C’est aussi la vision que défend Issiaka Kouyaté, directeur artistique de La Nuit des griots, avec l’intention d’élargir le spectre et "privilégier la qualité plutôt que la quantité". Cette année, le festival tenait en parallèle à conjuguer sa programmation au féminin. Avec Pamela Badjogo, il a fait le choix d’offrir une tribune à une chanteuse qui lutte avec son répertoire pour les droits des femmes : "Si Fatoumata se fait taper dans la cuisine à l’heure du dîner, au fond ne l’avait-elle pas mérité ? Le plat du soir était mal cuisiné", ironise le premier couplet de Respectez-nous, paru en 2021 sur son deuxième album Kaba.

En mars, la Gabonaise a proposé de ce morceau une version signée par le DJ burkinabè Breezy Keys, avec la participation de la rappeuse malienne Ami Yerewolo. La série des remixes qu’elle a voulu faire pour donner une deuxième vie à certaines de ses chansons avait démarré en début d’année avec Toto revu par Victor Vagh (Pygmalion de Flavia Coelho).

Un troisième épisode vient d’être livré : Moluma Mê, confié à l’Ougandaise Catu Diosis. Pamela pressentait que la DJ de Kampala saurait trouver ses repères en termes de sonorités, car toutes deux ont en commun d’être bantoue, bien que l’une soit de l’ouest du continent et l’autre de l’est.
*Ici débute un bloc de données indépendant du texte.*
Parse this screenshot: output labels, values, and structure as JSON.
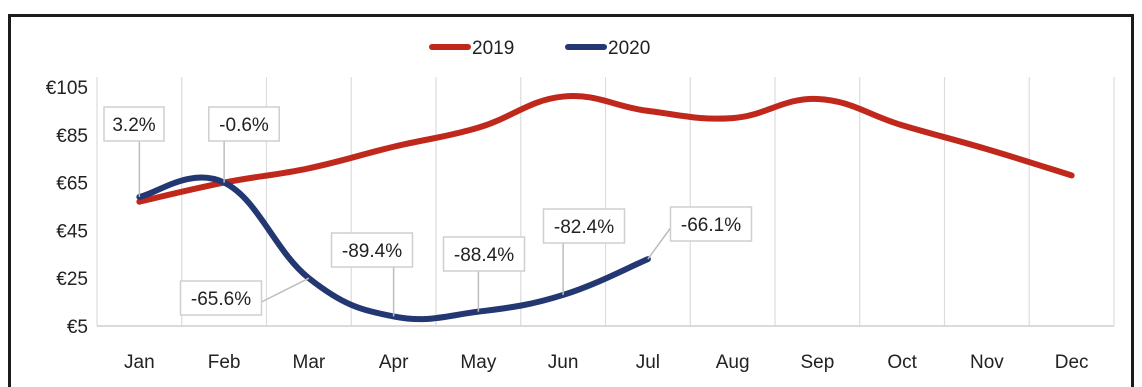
{
  "chart_data": {
    "type": "line",
    "title": "",
    "xlabel": "",
    "ylabel": "",
    "categories": [
      "Jan",
      "Feb",
      "Mar",
      "Apr",
      "May",
      "Jun",
      "Jul",
      "Aug",
      "Sep",
      "Oct",
      "Nov",
      "Dec"
    ],
    "ylim": [
      5,
      105
    ],
    "yticks": [
      5,
      25,
      45,
      65,
      85,
      105
    ],
    "ytick_labels": [
      "€5",
      "€25",
      "€45",
      "€65",
      "€85",
      "€105"
    ],
    "grid": "vertical",
    "legend_position": "top-center",
    "series": [
      {
        "name": "2019",
        "color": "#c0281c",
        "values": [
          57,
          65,
          71,
          80,
          88,
          101,
          95,
          92,
          100,
          89,
          79,
          68
        ]
      },
      {
        "name": "2020",
        "color": "#233872",
        "values": [
          59,
          65,
          25,
          9,
          11,
          18,
          33,
          null,
          null,
          null,
          null,
          null
        ]
      }
    ],
    "annotations": [
      {
        "month": "Jan",
        "text": "3.2%"
      },
      {
        "month": "Feb",
        "text": "-0.6%"
      },
      {
        "month": "Mar",
        "text": "-65.6%"
      },
      {
        "month": "Apr",
        "text": "-89.4%"
      },
      {
        "month": "May",
        "text": "-88.4%"
      },
      {
        "month": "Jun",
        "text": "-82.4%"
      },
      {
        "month": "Jul",
        "text": "-66.1%"
      }
    ]
  }
}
Si les réseaux sociaux en particulier et Internet en général ont permis d’établir ce type de relations jusqu’alors quasi improbables entre des artistes, des scénarios plus habituels continuent toutefois d’exister pour donner naissance à de nouveaux projets. Lesquels s’avèrent tout autant susceptibles de faire bouger les lignes. "Notre objectif, c’est d’ouvrir une nouvelle page de la musique sénégalaise", annonce en l’occurrence le binôme Defmaa Maadef, qui avait été chargé de se produire en clôture de l'édition 2023 de La Nuit des griots dans le cadre intimiste du Café Julien. Parfait, pour prendre de plein fouet l’énergie combinée de Defa, la chanteuse, et sa complice Mamy Victory, la rappeuse, qui remplissent l’espace à la fois physiquement et vocalement.

Réunies sur scène depuis à peine un an, les deux Sénégalaises qui se connaissent de longue date et mènent leur carrière solo avec succès, ont découvert le potentiel de leur association lors de la pandémie de Covid-19. "Tout ce qu’on pouvait faire, c’était aller au studio à 18 heures et y passer la nuit à créer des sons", raconte Mamy Victory.

Accompagnées sur le plan de la direction artistique par Baay Sooley, ex-Positive Black Soul, elles se sont rapidement fait un nom… sans avoir de discographie sur le marché, hormis Dieuredieuf visant à soutenir l’équipe de foot du Sénégal lors de la Coupe du monde de 2022. L’anomalie – à moins qu’il s’agisse de stratégie ? – sera corrigée en novembre par l’album Jaar Jaar, précédé fin mai par le EP Oh Maliko. "C’est une expression en wolof pour dire : alerte, Defmaa Maadef arrive !", traduisent-elles. Avec l’espoir de montrer la voie aux plus jeunes, telles des pionnières.